Lições de “Uma africana no Louvre”

Por Alecsandra Matias de Oliveira, professora do Centro de Estudos Latino-Americanos sobre Cultura e Comunicação (Celacc) da Escola de Comunicações e Artes da USP

 27/03/2023 - Publicado há 1 ano

Algumas pessoas reconhecem a tela Retrato de uma mulher negra, 1880, de Marie-Guillemine Benoist (1768-1826), porque a pintura surge como uma aparição nos últimos segundos do clipe da música Aspeshit, de Beyoncé e Jay-Z, gravado nas salas do Louvre, em 2018. Entre obras referenciais, tais como a Mona Lisa e a Vitória de Samotrácia, as superestrelas performam seus corpos racializados e, de repente, aquele retrato… a tela toma protagonismo no vídeo apenas por segundos – o suficiente para diversas interpretações daqueles que estudam a história da arte. Cabe dizer que esse não é o primeiro clipe de Beyoncé discutido nas rodas acadêmicas, pelo menos, no círculo nacional – como esquecer a polêmica da estampa de oncinha?

Adjacente ao mundo pop, outros interessados na tela de Benoist entendem que a obra é, de certa forma, chave para novas abordagens na história da arte. E, aqui, entram as pesquisas de Anne Lafont, historiadora da arte francesa, especialista em pintura dos séculos 18 e 19, com foco no entendimento sobre a representação dos corpos negros e sobre o lugar da arte negra no cenário colonial e pós-colonial. Lafont ganha destaque a partir de 2018, quando integra o conselho científico da exposição Le modêle noir de Géricault à Matisse, no Museu d´Orsay.

Seu livro L’art et la race.

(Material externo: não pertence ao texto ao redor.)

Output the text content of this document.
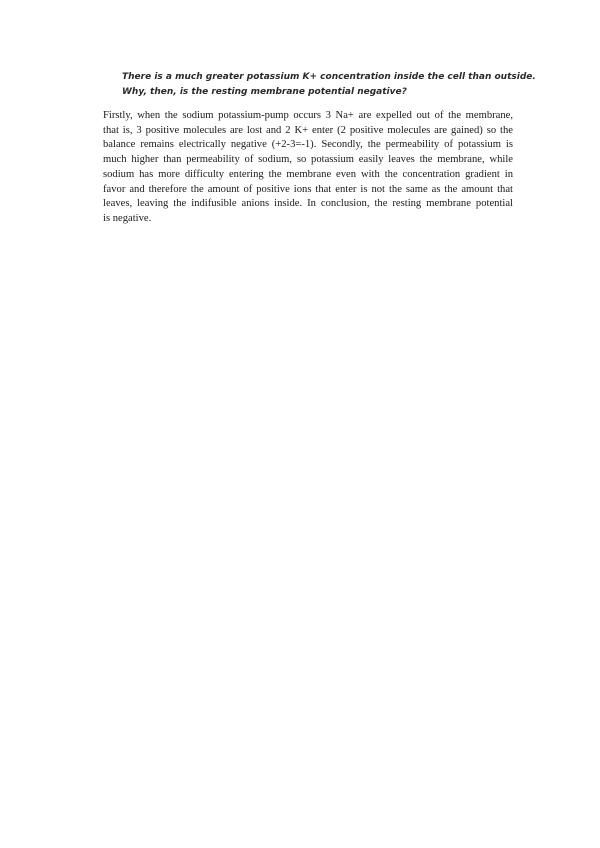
There is a much greater potassium K+ concentration inside the cell than outside.
Why, then, is the resting membrane potential negative?
Firstly, when the sodium potassium-pump occurs 3 Na+ are expelled out of the membrane,
that is, 3 positive molecules are lost and 2 K+ enter (2 positive molecules are gained) so the
balance remains electrically negative (+2-3=-1). Secondly, the permeability of potassium is
much higher than permeability of sodium, so potassium easily leaves the membrane, while
sodium has more difficulty entering the membrane even with the concentration gradient in
favor and therefore the amount of positive ions that enter is not the same as the amount that
leaves, leaving the indifusible anions inside. In conclusion, the resting membrane potential
is negative.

L’Africain (tout) contre l’œil des Lumières [em livre tradução, Arte e raça. O africano (tudo) contra o olhar do Iluminismo 2019], salvo engano, ainda não publicado no Brasil, traz dez anos de trabalho de pesquisa e atinge grande repercussão no meio acadêmico. Na sequência, Lafont lança Une africaine au Louvre (Uma africana no Louvre, editora Bazar do Tempo, 2022), traduzido por Ligia Fonseca Ferreira, professora da área de língua francesa e literaturas de expressão francesa no Departamento de Letras da Unifesp – Universidade Federal de São Paulo. Destaco o percurso da professora, uma intelectual preocupada com as dinâmicas sociais e dedicada a divulgar os escritos de Luiz Gama. Seu livro Lições de resistência: artigos de Luiz Gama na imprensa de São Paulo e do Rio de Janeiro (Edições do Sesc), publicado em 2020, é crucial para as pesquisas sobre a resistência negra no Brasil.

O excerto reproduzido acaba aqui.